10 November 2011

A Halloween Banquet at Petersham House

I had several excellent reasons for wanting to go to A Halloween Banquet at Petersham House, it promised seasonal entertainments, I fancied the opportunity to look around one of the grander local mansions (though there are quite a lot of these) and then there was the decadent feast by Petersham Nurseries` Michelin Star Chef Skye Gyngell.

The promotion said little more than that but it was enough to convince me to fork out £80 for a ticket. Ideas started to develop on what the evening might include, almost all of which proved to be completely wrong.

Far more people were there than I expected, something like a hundred (it was rather hard to count in the dark). We entered the garden by a small gate and congregated around a shallow pool with a glass of something bubbly while waiting for the official start.

I've been in the gardens at Petersham House a few times and was not surprised that we approached it from the long border and large iron gate than once released riders and horses on there way to the hunt.

The house itself was ready for us too with coloured lights and strange balconies on the balcony. More lights and roaring braziers guided us around the garden and kept us warm too.

Strange things were stirring inside the house.

Peering through the main door to the garden revealed a woman in white gently rocking in her chair all alone in the near dark.

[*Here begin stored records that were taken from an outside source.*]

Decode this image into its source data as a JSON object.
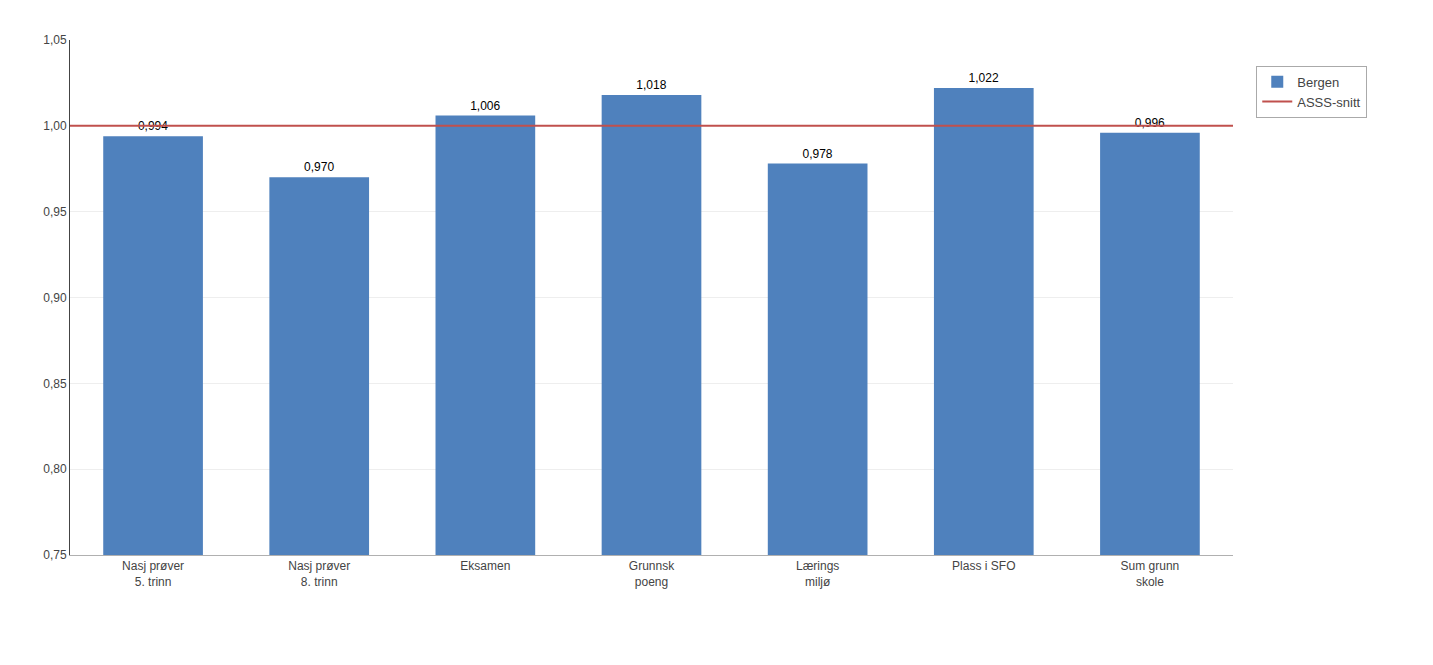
{
  "chart_data": {
    "type": "bar",
    "categories": [
      "Nasj prøver\n5. trinn",
      "Nasj prøver\n8. trinn",
      "Eksamen",
      "Grunnsk\npoeng",
      "Lærings\nmiljø",
      "Plass i SFO",
      "Sum grunn\nskole"
    ],
    "series": [
      {
        "name": "Bergen",
        "type": "bar",
        "color": "#4f81bd",
        "values": [
          0.994,
          0.97,
          1.006,
          1.018,
          0.978,
          1.022,
          0.996
        ],
        "value_labels": [
          "0,994",
          "0,970",
          "1,006",
          "1,018",
          "0,978",
          "1,022",
          "0,996"
        ]
      },
      {
        "name": "ASSS-snitt",
        "type": "hline",
        "color": "#c0504d",
        "value": 1.0
      }
    ],
    "ylim": [
      0.75,
      1.05
    ],
    "yticks": [
      {
        "value": 0.75,
        "label": "0,75"
      },
      {
        "value": 0.8,
        "label": "0,80"
      },
      {
        "value": 0.85,
        "label": "0,85"
      },
      {
        "value": 0.9,
        "label": "0,90"
      },
      {
        "value": 0.95,
        "label": "0,95"
      },
      {
        "value": 1.0,
        "label": "1,00"
      },
      {
        "value": 1.05,
        "label": "1,05"
      }
    ],
    "grid": true,
    "data_labels": true,
    "legend": "right"
  }
}
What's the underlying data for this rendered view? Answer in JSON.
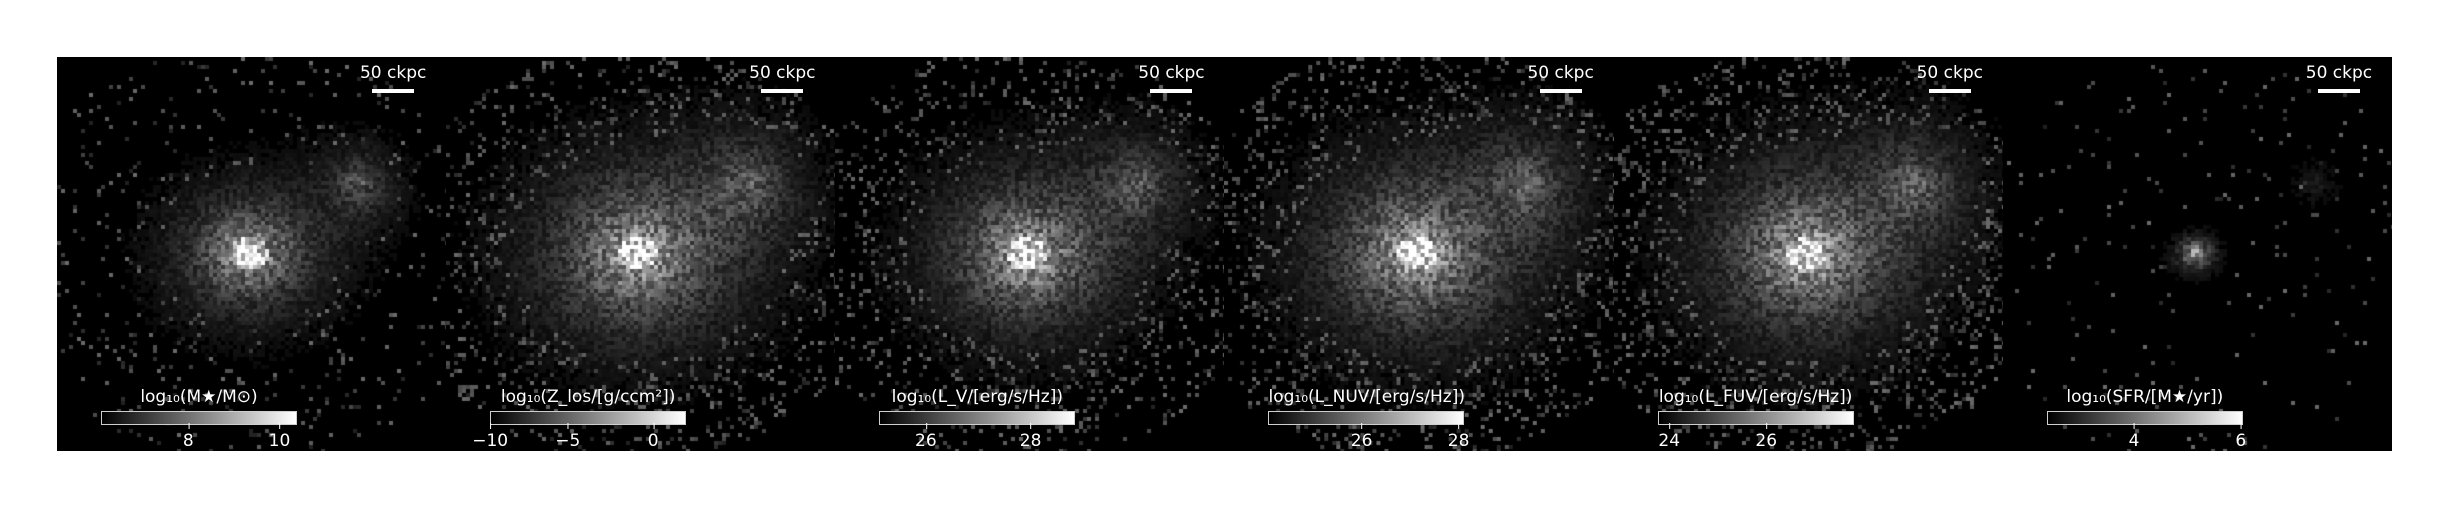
{
  "scale_bar_label": "50 ckpc",
  "panels": [
    {
      "name": "stellar-mass",
      "label": "log₁₀(M★/M⊙)",
      "ticks": [
        "8",
        "10"
      ],
      "ext": 0.7,
      "noise": 0.25,
      "sf": false
    },
    {
      "name": "metallicity",
      "label": "log₁₀(Z_los/[g/ccm²])",
      "ticks": [
        "−10",
        "−5",
        "0"
      ],
      "ext": 1.0,
      "noise": 0.55,
      "sf": false
    },
    {
      "name": "luminosity-v",
      "label": "log₁₀(L_V/[erg/s/Hz])",
      "ticks": [
        "26",
        "28"
      ],
      "ext": 0.9,
      "noise": 0.5,
      "sf": false
    },
    {
      "name": "luminosity-nuv",
      "label": "log₁₀(L_NUV/[erg/s/Hz])",
      "ticks": [
        "26",
        "28"
      ],
      "ext": 1.0,
      "noise": 0.65,
      "sf": false
    },
    {
      "name": "luminosity-fuv",
      "label": "log₁₀(L_FUV/[erg/s/Hz])",
      "ticks": [
        "24",
        "26"
      ],
      "ext": 1.0,
      "noise": 0.7,
      "sf": false
    },
    {
      "name": "star-formation-rate",
      "label": "log₁₀(SFR/[M★/yr])",
      "ticks": [
        "4",
        "6"
      ],
      "ext": 0.4,
      "noise": 0.1,
      "sf": true
    }
  ]
}
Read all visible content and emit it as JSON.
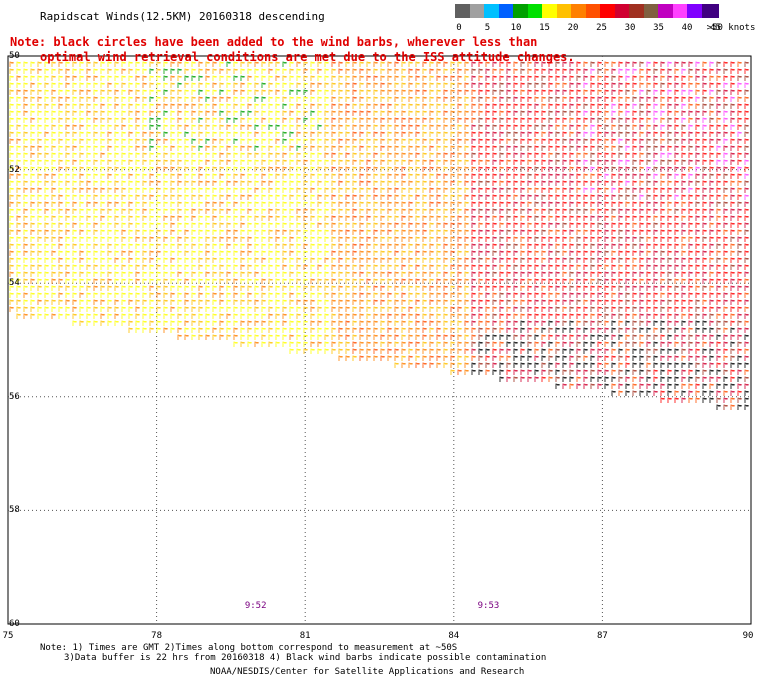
{
  "header": {
    "title": "Rapidscat Winds(12.5KM) 20160318 descending",
    "note_line1": "Note: black circles have been added to the wind barbs, wherever less than",
    "note_line2": "optimal wind retrieval conditions are met due to the ISS attitude changes."
  },
  "legend": {
    "unit_label": ">50 knots",
    "ticks": [
      "0",
      "5",
      "10",
      "15",
      "20",
      "25",
      "30",
      "35",
      "40",
      "45"
    ],
    "colors": [
      "#606060",
      "#a0a0a0",
      "#00c0ff",
      "#0060ff",
      "#00a000",
      "#00e000",
      "#ffff00",
      "#ffc000",
      "#ff8000",
      "#ff5000",
      "#ff0000",
      "#d00030",
      "#a03020",
      "#806040",
      "#c000c0",
      "#ff40ff",
      "#8000ff",
      "#400080"
    ]
  },
  "map": {
    "lat_labels": [
      "50",
      "52",
      "54",
      "56",
      "58",
      "60"
    ],
    "lon_labels": [
      "75",
      "78",
      "81",
      "84",
      "87",
      "90"
    ],
    "lat_range": [
      -60,
      -50
    ],
    "lon_range": [
      75,
      90
    ],
    "grid": "dotted",
    "times": [
      {
        "label": "9:52",
        "lon": 80.0
      },
      {
        "label": "9:53",
        "lon": 84.7
      }
    ]
  },
  "footer": {
    "line1": "Note: 1) Times are GMT 2)Times along bottom correspond to measurement at ~50S",
    "line2": "3)Data buffer is 22 hrs from 20160318 4) Black wind barbs indicate possible contamination",
    "line3": "NOAA/NESDIS/Center for Satellite Applications and Research"
  }
}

Entering the house through one of the large conservatories that flank it started a trail of horror and shock.

Some of this was a simple as a man dressed in black suddenly jumping up and saying "Boo".

This worked remarkably well as the frequent screams confirmed.

Winding through the house we found several strange and disturbed people. And a lot of blood.

The bloody trail led to a bedroom in  a side-house where the white bed was empty and the room strewn with decorative and childish objects.

The effect reminded me immediately of the set of the Dolls House at the Arcola Theatre but I am sure that was co-incidental.

The memories of terror from the play only helped to heap on the tension of the night.

Just off the bedroom was a small bathroom where, it is safe to assume, the foul deed took place.

Just to confirm this, the duck in the bath looked rather distressed.

The trail continued outside where there were strange men doing strange things and graves being dug in the garden.

Elsewhere a bride was hanging over the bridal feast.

The strangeness continued for while, eased by more drinks, and then culminated with some form of exorcism.

And then the band began to play.

We were treated to half an hour or so of passable easy rock but I would have liked Monster Mash. The wind decided to become annoyingly brisk and cold at that time but the braziers were up to the task and were kept well fuelled with chopped wood.

The last act was the banquet and for that we moved on to the restaurant in the Nurseries.

It was clearly not geared up for such numbers and ten of us were squeezed on to a table that I suspect is normally asked to cater for no more than six.

The food was different from what I am used to in that there were unusual vegetables, unusual flavours and even more unusual combinations of the two.

However the unusualness had to battle against the cold and the crowding and lost. Not that there was anything at all wrong with the food but it was not up to my expectation of a £80 banquet.

The evening ended weakly with people drifting away once they had finished their meal, a coffee would have been nice, and we made our way the long way round back through the garden and along the torch-lit lane to the bus stop.

It was definitely a mixed evening overall and I'm generous enough to appreciate the best bit and to allow these to offset some of the disappointment. In the end, the uniqueness of evening won through and just about lived up to its promise.